Justice  /  Argument

Political Repression and the AAUP from 1915 to the Present

How can we most efficiently defend the imperiled academy?

From the beginning, the AAUP embraced academic freedom as the rationale that would not only preserve the faculty’s professional standing but also guarantee the autonomy and integrity of higher education by enabling professors to do their teaching and scholarship limited only by the parameters of their disciplines and the judgment of their peers. Its founding document, the 1915 Declaration of Principles on Academic Freedom and Academic Tenure, defined academic freedom as a public good, while describing the conditions required for its protection: faculty governance and, especially, tenure. In cases where tenured professors’ jobs were at stake, the 1915 Declaration demanded that faculty members participate in the decision-making. Outsiders, like politicians or trustees without academic training and expertise, “have neither competency nor moral right to intervene.”

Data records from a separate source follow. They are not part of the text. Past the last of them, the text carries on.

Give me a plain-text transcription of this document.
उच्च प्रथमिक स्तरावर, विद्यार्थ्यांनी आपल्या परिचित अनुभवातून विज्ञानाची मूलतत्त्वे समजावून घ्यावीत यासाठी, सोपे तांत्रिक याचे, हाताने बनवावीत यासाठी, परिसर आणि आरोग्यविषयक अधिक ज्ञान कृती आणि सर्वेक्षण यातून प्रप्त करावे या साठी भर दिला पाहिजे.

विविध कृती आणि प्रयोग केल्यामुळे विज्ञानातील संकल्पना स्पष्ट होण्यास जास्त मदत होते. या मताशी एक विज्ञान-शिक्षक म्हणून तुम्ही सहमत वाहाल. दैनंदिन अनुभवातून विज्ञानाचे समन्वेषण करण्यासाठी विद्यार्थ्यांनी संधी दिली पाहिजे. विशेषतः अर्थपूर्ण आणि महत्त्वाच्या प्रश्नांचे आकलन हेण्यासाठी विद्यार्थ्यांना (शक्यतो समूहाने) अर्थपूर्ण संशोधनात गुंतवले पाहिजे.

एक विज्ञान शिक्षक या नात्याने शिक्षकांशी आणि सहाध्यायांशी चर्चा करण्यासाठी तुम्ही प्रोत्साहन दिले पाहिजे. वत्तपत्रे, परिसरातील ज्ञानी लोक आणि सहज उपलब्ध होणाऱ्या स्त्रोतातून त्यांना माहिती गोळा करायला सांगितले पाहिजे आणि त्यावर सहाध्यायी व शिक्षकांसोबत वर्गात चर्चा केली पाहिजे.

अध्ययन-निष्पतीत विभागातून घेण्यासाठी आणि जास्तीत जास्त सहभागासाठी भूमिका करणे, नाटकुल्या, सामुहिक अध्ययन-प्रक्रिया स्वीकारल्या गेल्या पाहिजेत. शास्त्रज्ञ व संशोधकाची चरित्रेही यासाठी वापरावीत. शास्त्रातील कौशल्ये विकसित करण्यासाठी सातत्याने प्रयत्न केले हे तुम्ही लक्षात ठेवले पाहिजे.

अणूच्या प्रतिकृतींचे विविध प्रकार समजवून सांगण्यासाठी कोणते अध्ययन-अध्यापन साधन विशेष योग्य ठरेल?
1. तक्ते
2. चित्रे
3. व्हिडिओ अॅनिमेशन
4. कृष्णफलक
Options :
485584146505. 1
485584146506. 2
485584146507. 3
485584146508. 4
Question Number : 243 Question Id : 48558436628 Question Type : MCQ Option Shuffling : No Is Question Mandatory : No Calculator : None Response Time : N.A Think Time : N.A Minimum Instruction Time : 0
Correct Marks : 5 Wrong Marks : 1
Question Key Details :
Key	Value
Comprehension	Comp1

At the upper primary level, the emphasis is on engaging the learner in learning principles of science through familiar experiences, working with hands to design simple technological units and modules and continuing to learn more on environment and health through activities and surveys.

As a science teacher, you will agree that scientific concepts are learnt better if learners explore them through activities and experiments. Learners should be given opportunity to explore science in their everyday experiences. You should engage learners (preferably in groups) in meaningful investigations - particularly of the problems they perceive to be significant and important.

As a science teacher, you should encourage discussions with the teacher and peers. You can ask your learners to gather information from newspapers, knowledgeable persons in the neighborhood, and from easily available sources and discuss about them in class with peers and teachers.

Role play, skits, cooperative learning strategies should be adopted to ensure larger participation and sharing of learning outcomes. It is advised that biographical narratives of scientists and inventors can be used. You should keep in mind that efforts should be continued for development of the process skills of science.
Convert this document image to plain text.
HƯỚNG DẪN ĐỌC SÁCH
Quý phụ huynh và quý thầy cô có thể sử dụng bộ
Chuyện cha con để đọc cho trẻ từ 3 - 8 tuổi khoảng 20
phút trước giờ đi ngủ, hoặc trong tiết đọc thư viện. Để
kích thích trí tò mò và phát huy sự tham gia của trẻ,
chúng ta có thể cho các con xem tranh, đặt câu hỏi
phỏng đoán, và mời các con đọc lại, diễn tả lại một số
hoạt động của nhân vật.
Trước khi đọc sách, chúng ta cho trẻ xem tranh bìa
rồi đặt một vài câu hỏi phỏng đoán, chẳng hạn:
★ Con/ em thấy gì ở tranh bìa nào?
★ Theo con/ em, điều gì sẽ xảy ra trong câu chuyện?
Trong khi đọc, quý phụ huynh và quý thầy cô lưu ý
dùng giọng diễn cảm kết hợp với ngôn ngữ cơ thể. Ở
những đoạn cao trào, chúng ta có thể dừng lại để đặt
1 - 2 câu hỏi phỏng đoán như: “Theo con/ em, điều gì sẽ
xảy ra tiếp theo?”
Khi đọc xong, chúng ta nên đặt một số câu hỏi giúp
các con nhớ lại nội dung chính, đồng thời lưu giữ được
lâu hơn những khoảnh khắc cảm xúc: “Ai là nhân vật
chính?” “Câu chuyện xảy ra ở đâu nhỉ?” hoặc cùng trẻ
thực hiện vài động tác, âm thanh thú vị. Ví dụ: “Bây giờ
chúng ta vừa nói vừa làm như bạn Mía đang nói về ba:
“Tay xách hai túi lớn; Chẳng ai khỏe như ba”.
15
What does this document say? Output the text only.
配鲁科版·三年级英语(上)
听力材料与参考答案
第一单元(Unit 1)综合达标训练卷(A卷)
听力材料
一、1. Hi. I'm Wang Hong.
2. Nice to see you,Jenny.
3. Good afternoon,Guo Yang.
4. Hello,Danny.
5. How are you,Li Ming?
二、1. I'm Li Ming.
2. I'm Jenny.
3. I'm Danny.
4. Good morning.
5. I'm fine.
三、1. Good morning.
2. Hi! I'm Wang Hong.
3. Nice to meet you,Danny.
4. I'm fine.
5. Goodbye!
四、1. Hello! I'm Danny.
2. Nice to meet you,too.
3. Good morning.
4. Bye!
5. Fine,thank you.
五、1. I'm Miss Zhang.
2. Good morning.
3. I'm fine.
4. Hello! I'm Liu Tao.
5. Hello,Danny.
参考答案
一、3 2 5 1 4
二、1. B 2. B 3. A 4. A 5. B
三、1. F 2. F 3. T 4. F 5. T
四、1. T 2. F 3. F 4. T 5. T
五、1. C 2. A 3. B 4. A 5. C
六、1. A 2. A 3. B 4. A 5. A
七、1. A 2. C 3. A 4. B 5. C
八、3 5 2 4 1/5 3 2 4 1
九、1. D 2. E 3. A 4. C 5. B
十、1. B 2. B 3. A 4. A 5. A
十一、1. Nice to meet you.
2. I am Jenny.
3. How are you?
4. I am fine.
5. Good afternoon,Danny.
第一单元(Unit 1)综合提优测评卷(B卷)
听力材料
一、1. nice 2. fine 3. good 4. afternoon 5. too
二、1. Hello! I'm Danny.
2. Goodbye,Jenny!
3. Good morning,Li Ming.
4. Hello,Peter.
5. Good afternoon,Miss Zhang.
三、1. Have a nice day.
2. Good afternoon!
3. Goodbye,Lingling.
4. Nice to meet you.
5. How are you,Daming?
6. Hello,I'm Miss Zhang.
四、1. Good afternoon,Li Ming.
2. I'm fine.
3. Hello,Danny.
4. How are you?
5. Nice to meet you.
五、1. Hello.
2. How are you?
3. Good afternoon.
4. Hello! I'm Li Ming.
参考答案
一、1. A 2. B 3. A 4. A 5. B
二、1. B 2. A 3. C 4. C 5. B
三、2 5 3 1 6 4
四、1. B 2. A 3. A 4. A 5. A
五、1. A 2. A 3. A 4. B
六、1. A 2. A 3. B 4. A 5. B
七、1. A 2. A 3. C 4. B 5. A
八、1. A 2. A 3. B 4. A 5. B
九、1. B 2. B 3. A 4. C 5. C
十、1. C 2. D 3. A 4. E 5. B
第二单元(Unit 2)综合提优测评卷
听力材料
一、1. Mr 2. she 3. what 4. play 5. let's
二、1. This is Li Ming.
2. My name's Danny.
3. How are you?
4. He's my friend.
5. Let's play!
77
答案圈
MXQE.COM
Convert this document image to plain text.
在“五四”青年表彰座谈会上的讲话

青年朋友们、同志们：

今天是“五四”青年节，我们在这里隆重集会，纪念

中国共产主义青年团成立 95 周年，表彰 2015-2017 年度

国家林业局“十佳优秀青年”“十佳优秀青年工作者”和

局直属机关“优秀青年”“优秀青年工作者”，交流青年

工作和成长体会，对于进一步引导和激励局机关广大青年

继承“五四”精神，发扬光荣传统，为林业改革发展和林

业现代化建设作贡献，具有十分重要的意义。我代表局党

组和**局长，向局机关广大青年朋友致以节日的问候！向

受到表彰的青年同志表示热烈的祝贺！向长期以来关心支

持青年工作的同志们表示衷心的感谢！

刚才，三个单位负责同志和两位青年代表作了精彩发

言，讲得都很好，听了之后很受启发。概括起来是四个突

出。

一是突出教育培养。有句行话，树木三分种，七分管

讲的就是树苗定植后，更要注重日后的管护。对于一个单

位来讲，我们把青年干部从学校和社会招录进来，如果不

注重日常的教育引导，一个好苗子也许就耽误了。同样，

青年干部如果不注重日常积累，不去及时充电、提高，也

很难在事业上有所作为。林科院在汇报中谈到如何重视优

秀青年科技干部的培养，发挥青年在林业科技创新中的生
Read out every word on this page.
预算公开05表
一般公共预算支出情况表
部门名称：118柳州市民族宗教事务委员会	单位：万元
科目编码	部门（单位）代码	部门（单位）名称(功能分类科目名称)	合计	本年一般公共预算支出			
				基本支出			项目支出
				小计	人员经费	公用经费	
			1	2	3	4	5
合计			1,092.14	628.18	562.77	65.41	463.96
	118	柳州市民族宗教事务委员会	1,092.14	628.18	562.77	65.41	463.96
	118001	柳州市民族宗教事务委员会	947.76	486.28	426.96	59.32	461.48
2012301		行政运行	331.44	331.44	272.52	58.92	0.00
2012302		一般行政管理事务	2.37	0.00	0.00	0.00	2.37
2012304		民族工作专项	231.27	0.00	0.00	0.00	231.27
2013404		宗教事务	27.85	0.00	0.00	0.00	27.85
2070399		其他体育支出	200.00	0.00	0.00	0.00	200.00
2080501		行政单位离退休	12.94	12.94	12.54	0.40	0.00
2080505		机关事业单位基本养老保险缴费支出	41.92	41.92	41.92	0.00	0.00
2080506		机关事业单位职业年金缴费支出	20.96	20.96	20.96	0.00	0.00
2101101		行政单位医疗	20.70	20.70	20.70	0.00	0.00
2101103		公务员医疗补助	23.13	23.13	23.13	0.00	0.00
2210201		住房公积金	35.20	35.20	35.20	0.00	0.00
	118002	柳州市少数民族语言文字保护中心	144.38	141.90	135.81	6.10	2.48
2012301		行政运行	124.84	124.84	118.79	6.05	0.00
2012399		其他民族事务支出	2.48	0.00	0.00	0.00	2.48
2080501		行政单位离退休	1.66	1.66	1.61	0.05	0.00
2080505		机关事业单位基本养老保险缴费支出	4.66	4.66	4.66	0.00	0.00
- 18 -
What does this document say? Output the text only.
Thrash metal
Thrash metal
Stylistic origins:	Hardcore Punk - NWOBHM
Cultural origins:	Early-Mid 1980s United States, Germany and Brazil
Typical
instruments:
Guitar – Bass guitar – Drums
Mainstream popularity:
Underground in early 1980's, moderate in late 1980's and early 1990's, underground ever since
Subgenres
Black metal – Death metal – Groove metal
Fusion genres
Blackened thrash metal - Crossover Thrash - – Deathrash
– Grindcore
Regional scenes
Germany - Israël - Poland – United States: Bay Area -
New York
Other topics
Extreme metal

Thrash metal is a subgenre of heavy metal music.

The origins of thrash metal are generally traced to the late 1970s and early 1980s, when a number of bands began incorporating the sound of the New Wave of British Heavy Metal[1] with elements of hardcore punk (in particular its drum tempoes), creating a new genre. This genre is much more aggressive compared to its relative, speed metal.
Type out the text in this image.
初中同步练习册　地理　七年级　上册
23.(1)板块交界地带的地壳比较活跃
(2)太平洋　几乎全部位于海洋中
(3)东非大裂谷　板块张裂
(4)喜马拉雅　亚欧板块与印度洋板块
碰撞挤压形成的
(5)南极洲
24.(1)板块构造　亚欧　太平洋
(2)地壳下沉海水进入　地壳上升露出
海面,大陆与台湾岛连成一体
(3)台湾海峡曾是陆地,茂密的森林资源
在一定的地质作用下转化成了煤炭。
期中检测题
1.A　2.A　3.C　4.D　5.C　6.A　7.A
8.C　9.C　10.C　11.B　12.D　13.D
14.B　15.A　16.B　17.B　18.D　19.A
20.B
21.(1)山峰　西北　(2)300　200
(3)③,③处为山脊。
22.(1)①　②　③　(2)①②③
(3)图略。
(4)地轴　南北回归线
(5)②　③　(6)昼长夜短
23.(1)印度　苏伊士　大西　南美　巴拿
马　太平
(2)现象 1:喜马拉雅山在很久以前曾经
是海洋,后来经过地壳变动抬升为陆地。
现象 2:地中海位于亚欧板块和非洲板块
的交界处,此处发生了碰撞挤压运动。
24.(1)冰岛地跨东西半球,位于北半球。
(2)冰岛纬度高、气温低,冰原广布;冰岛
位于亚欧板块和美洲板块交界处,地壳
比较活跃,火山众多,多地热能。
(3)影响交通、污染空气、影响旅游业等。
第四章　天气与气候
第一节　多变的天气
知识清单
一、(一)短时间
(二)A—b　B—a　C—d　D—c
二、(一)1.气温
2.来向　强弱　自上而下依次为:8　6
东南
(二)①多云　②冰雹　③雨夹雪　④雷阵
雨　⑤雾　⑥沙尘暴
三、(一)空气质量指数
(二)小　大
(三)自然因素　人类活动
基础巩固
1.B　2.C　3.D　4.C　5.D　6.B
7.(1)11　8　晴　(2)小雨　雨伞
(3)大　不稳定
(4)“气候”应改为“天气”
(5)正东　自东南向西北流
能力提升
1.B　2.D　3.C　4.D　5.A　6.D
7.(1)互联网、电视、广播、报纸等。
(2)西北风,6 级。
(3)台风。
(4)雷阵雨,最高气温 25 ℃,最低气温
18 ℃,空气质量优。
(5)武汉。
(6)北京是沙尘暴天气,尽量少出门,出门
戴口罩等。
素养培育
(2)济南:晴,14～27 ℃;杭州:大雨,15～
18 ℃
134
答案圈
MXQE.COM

Over the following years, the AAUP developed procedures for handling the sorts of cases that had led to its founding. It did not investigate every complaint it received, nor did it take on the essentially futile task of trying to compel institutions to reinstate the individuals whose claims it validated. Instead, its leaders sought to create a body of quasi-judicial reports that could become the basis for a kind of common law that colleges and universities would honor.

The AAUP also worked with college and university administrators to gain widespread acceptance for its vision of academic freedom. In 1940, in collaboration with the Association of American Colleges, an organization that represented several hundred four-year liberal arts colleges and universities, it published a revised version of its founding document. Not only did the 1940 Statement of Principles on Academic Freedom and Tenure spell out in much greater detail the specific procedures that institutions would be expected to follow if they sought to dismiss a tenured professor, but it also paid more attention to the off-campus political activities that often provided the rationale for firing a controversial instructor. While explaining that professors should not be disciplined when they “speak or write as citizens,” the 1940 Statement also stressed that they should do so with restraint and should, above all, emphasize that they are not speaking for their institution. That emphasis on propriety reflected the AAUP’s perennial concern about protecting the faculty’s status as highly respected professionals and its own reputation as a responsible, politically neutral organization.

Updated with interpretive comments in 1970, the 1940 Statement has had a long shelf life. To this day, it provides the canonical definition of academic freedom, referred to in almost every one of the AAUP’s official reports and policy documents and cited by or directly incorporated into faculty handbooks and union contracts of some six hundred four-year institutions. Nonetheless, despite its ostensible concern with protecting the rights of faculty members, the AAUP was sometimes missing in action. All too often, when confronted by political repression, it tended to remain on the sidelines, releasing principled policy statements but not taking more concrete action.